Jock Talk: Airman who came out on YouTube is ready to ride
by Roger Brigham
Randy Phillips became a celebrity of sorts last fall through a quiet act he took in a moment of profound isolation. This spring, when he rides in the 11th annual AIDS/LifeCycle, he will be able to share the joy of the moment with the thousands of fellow riders and event onlookers on his way from San Francisco to Los Angeles.
Airman Phillips, 21, gave a human face to the repeal of the military's "Don't Ask, Don't Tell" last September when he returned to his room on Ramstein Air Base in Germany to call his father, back home in Alabama, to tell him he was gay. He videotaped the call and posted it on YouTube, and the video link was quickly circulated throughout the blogosphere as part of the DADT repeal coverage. (The policy was formally repealed September 20.)
The call went well, with father and son strongly reiterating their love for each other. A call a few minutes later to his mother, also available on YouTube, was rockier and is gut-wrenching to watch, awkwardly exploring the permutations of fear, hope, despair, parental expectations, and religious admonitions that so frequently permeate coming-out experiences.
"It's probably one of the most life-changing things I've ever done," Phillips said of his coming out in a phone interview with the Bay Area Reporter this week. "I'd never realized how big of a deal it was and how much happier I've been since. I've been able to be so much closer to my friends and my family. Everybody knows and there's no hiding it. There's no going back. It's the best thing I've ever done."
Phillips's videos caught the attention of activist and blogger Ryan Yezak of Los Angeles. Yezak rides in the AIDS/LifeCycle for Team Popular, raising nearly $400,000 in the past two rides for AIDS services at the San Francisco AIDS Foundation and the Los Angeles Gay and Lesbian Center.
"He hit me up on Twitter when I did the video and talked about the ride," Phillips said. "I said, Okay,' and then within about two hours I made up my mind I was going to do it and made it 'Twitter official.'"
Never mind that Phillips, who says he has been in a steady relationship since around Thanksgiving, isn't a cyclist and has never even been to California. The former high school baseball player and wrestler lifts weights and plays a little bit of tennis and golf, but biking? Not so much.
"I have yet to hop on a bike and I have not been on a bike in years," he said, "but I ran a half-marathon yesterday. I'm trying to get in some cardio and basically do some small rallies around here and in France. It's hard to do it right now; it's freezing here.
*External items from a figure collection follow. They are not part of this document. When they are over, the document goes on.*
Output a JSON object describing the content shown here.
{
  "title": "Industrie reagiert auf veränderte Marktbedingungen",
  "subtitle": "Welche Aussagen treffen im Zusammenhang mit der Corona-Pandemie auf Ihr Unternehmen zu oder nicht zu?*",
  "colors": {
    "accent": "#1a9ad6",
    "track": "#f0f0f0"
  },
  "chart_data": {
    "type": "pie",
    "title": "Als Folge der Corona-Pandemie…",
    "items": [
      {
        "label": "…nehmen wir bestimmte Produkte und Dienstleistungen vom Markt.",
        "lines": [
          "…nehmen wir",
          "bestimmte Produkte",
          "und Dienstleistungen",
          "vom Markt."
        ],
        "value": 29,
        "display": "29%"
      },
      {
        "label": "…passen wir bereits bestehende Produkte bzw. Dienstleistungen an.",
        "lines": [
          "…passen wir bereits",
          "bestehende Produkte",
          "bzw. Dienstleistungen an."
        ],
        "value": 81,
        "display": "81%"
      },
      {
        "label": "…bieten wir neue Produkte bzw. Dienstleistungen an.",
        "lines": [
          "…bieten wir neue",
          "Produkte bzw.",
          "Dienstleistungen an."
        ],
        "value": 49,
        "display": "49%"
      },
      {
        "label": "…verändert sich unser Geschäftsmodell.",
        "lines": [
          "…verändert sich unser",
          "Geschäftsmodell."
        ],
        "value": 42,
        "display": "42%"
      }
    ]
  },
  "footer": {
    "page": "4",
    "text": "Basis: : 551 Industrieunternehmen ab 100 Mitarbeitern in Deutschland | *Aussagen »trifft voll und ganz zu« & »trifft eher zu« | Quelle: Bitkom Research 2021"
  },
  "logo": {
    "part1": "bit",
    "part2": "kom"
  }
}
The high this week has been about 15 degrees."
"It's growing just about every day," he said.
AIDS/LifeCycle registration is closed for roadie supporters, but remains open for participants and limited spots are open for bike technicians and the medical team. The seven-day ride starts June 3 and covers 545 miles, ending up in Los Angeles. Organizers say last year's AIDS/LifeCycle ride raised more than $13 million for SFAF and the LA Center. Cumulatively, the rides have raised $83 million for the two agencies.
For information about the ride, how to participate or donate, and training events, visit http://www.aidslifecycle.org.
Phillips said it took him a few hours to get up the courage to call his parents once he had made up his mind, facing the fear of the unknown, isolation from his loved ones. Now he's hoping the grit that got him to master his fears will help him master the AIDS/LifeCycle.
"I've just got to hope this determination will get me through everything," he said. He expects to get to the Bay Area for pre-race training in late May, shortly after his 22nd birthday. He still has a lot more Air Force service ahead – "I'm still committed for three years, one month, and three days, but I could possibly end up getting out a little bit early" – but when he gets to San Francisco, he'll be a young man reaching a new horizon, ready to ride with a world of new friends.
"The best thing is not having to worry about whether somebody goes through your computer or being able to go to sleep every night knowing it's okay," Phillips said. "It's having friends that know you and accept you. It's great having absolutely nothing to worry about. It's a very personal decision. I think everyone will do it in their own time. You know exactly when you're ready."